According to him, there is a need to reposition the agriculture sector for global competitiveness and to address the issue of food insecurity in the country.

Adekunle said RAD-C model would fast-track projects for national food, nutritional and social security.

The model according to him is not going to compete with smallholder farmers for the available lands but will develop the unused contiguous arable lands, opening new opportunities for the communities and the farmers.

Adekunle said the Short-term goal of RAD-C would be to develop 500,000 hectares of contiguous farmland across different states which would create one million direct jobs and about two million indirect jobs for community youths and women.
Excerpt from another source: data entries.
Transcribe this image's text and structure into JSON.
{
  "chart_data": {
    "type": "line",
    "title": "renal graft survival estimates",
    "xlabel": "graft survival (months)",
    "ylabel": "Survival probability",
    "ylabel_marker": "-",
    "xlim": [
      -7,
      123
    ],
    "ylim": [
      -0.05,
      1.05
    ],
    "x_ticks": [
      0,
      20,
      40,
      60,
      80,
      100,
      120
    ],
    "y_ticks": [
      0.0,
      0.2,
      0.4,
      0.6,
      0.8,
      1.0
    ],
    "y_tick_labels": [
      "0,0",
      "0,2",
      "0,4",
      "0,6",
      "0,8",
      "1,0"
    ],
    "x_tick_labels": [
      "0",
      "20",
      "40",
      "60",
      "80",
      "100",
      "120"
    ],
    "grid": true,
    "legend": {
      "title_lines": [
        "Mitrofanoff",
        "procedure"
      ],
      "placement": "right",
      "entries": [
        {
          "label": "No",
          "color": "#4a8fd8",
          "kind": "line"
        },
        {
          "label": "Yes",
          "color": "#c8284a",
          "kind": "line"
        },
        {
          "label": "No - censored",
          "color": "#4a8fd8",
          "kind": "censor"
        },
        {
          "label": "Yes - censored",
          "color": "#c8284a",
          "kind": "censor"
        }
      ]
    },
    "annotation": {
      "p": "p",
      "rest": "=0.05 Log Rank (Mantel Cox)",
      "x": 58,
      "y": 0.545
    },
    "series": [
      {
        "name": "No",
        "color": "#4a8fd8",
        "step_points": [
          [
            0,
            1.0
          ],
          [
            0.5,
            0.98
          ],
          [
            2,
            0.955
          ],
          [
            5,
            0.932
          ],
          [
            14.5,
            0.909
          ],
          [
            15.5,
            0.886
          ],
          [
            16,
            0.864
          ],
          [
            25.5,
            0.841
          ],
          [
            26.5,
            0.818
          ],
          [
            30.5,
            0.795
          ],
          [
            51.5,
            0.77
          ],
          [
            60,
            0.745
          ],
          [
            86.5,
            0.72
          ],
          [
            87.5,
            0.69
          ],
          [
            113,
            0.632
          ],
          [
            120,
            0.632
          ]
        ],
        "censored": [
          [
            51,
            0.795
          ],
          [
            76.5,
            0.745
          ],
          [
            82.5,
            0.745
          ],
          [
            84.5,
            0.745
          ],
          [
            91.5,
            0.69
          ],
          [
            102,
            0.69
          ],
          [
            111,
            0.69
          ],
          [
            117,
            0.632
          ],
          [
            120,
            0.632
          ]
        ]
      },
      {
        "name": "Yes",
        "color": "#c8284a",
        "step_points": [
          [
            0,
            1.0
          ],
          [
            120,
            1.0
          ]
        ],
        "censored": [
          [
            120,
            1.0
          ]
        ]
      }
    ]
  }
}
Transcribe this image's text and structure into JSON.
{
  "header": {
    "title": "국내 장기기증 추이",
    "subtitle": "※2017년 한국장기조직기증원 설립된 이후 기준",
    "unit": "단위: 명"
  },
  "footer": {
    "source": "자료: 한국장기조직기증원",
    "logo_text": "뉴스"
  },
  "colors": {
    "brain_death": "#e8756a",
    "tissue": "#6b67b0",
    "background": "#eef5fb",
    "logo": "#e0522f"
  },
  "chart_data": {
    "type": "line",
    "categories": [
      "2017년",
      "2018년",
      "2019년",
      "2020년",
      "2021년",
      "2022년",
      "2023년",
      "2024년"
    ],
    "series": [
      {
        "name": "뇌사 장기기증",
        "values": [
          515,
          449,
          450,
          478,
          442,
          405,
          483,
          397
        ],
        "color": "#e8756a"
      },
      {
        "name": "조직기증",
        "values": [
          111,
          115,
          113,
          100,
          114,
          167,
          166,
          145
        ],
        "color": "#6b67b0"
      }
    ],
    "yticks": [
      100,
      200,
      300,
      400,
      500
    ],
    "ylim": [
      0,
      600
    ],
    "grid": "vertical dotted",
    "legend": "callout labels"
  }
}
It will also help in Producing 2.5million Metric tons of premium crops annually which include Rice, Maize, wheat, and cassava which would attract an estimate of N50 billion worth of investment directly to the rural communities.

Increase yield per hectare by at least 100 per cent to revive the rural economy and fast track development of about one hundred communities thereby reducing rural-urban migration and poverty index.

Dr Martin Fregene, Director of Agriculture and Agro-Industry, Africa Development Bank (AFDB) said the food crisis in Africa was as a result of the COVID-19 pandemic, the planning change that has affected ecosystem and the global food crisis.

According to him, Africa has so much potential, sunshine, mass land and human capital resources but we rely on countries at war.

He said there was a need for structural change, Africa need technology to project its agricultural sector and raise its productivity.

He said to raise agricultural productivity there is a need to ensure farmers have access to quality seeds which should be affordable and available.

He said another issue affecting food production is the lack of storage system and lack of finance for the agriculture sector.

”The African Development Bank is trying to address some of the challenges affecting food productivity in Africa as a whole.”

He, however, noted that for there to be good productivity there must be mechanisation in place.

Also, Engr John Drain, Deputy Director, Department of Engineering and Mechanisation of the Ministry of Agriculture and Rural Development, (FMARD) said if the right mechanisation are not use it will be difficult to address the issue of food security.

”There is a need to work together to address the challenges facing the agriculture sector such as climate change, use of mechanisation, agric business and agric economy to succeed as a nation,” he said.